Weniger arbeiten: Flexible Arbeitszeitmodelle auf dem Prüfstand
Not macht erfinderisch. Das hat auch Klaus Hochreiter, Gründer der Onlinemarketingagentur Emagnetix, im eigenen Unternehmen erleben müssen. Vor wenigen Jahren war viel Arbeit da –, aber zu wenig Interessenten für offene Stellen: „Wir haben ein Gehalt über dem Branchenschnitt geboten, aber trotzdem gab es für Positionen manchmal keinen einzigen Bewerber“, sagt Hochreiter. Seine erste Erkenntnis: „Die Erwartungshaltung der Arbeitnehmer hat sich verändert, wir müssen etwas Einzigartiges schaffen.“
Vom Firmensitz im österreichischen Bad Leonfelden, eine halbe Autostunde nördlichWen von Linz, ging Hochreiter auf die Suche. Schaute sich im Silicon Valley um und in Skandinavien. Aus Schweden importierte er dann ein Modell, das seitdem für einen Run auf offene Stellen sorgt: Seit 2018 lässt Emagnetix nur 30 Stunden pro Woche arbeiten, zahlt aber für eine volle Arbeitswoche. In der Regel verteilen die Angestellten ihre Tätigkeiten auf vier Tage und bleiben am fünften dann zu Hause.
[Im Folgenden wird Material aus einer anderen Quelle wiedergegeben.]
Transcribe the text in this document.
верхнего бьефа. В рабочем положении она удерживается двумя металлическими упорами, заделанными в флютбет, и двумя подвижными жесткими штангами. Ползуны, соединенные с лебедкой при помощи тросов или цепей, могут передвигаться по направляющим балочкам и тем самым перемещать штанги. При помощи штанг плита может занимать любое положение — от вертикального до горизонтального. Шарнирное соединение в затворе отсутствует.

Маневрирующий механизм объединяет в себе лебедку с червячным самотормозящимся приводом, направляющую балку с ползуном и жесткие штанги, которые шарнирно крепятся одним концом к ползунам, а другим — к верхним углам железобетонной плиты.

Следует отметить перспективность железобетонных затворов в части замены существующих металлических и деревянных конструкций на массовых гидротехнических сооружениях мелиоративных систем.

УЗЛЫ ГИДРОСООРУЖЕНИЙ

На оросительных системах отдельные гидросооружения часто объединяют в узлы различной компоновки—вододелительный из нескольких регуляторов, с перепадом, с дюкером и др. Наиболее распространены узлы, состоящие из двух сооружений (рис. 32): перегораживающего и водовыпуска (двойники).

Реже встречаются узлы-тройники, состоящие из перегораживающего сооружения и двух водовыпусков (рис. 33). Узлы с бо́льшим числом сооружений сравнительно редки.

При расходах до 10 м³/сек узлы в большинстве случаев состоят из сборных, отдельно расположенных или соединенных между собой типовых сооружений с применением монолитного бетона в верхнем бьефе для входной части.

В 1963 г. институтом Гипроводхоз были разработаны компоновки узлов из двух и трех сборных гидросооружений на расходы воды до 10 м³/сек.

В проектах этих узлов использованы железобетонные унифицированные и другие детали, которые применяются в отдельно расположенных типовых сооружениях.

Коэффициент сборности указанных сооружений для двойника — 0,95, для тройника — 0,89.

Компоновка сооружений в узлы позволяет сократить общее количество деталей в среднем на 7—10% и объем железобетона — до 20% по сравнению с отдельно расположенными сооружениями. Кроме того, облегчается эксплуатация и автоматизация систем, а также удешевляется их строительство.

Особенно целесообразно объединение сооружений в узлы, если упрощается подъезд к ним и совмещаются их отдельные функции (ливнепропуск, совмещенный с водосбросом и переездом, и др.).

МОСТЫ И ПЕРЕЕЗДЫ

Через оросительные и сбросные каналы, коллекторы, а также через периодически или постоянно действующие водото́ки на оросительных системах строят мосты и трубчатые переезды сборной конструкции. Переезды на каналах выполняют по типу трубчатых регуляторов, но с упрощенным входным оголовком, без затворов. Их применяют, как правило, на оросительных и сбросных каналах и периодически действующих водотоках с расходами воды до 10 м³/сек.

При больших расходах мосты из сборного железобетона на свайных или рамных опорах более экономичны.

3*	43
Aus zwölf Mitarbeitern wurden so in den vergangenen Jahren 30, auf Senior-Positionen bewerben sich mittlerweile bis zu 80 Menschen. Bei einer Umfrage im vergangenen Jahr sagten gut 80 Prozent der Mitarbeiter, dass sie sich gesünder fühlten. Und zwei Drittel gaben an, dass die Arbeitsbelastung gesunken sei – trotz komprimierten Stundenpensums. „Wir haben damit ein Alleinstellungsmerkmal“, erklärt Hochreiter zufrieden, „für uns ist es das richtige Modell.“
Oft sind es Notsituationen, die Unternehmer zum Umdenken zwingen. Die Coronakrise sorgt gerade dafür, dass Millionen von Menschen ihren Schreibtisch im Homeoffice einrichten müssen. Wo die Arbeit von zu Hause mit Betreuungspflichten, Einkaufsroutinen und Haushaltsaufgaben konkurriert, sind starre Zeitpläne unmöglich aufrechtzuerhalten. „Pausenzeiten werden individueller, teilweise bröckeln sowohl Kernarbeitszeiten als auch Arbeitszeitrahmen aufgrund der privaten Anforderungen“, schreiben Christian Piele und Alexander Piele vom Fraunhofer Institut für Arbeitswirtschaft und Organisation (IAO). Unternehmen, die vor der Krise noch „eine sehr restriktive Flexibilisierungsstrategie“ verfolgt hätten, müssten diese nun nach und nach aufgeben. Häufig mit einem positiven Zwischenfazit, so die Forscher:
„Es funktioniert ja doch recht gut!“
Das kann als Katalysator für eine bereits begonnene Entwicklung wirken. „Der Glaube so mancher Führungskraft, dass hochflexibles Arbeiten in ihrem Team nicht funktioniert, ist nach dieser unfreiwilligen Experimentierphase durch die Praxis widerlegt“, schreiben die Forscher. Doch damit das kein Strohfeuer bleibt, müssen die jetzt erzwungenen und improvisierten Lösungen nach der Krise systematisiert werden. Denn für Unternehmen bedeutet die Umstellung auf neue Arbeitszeitmodelle einen tief greifenden Wandel.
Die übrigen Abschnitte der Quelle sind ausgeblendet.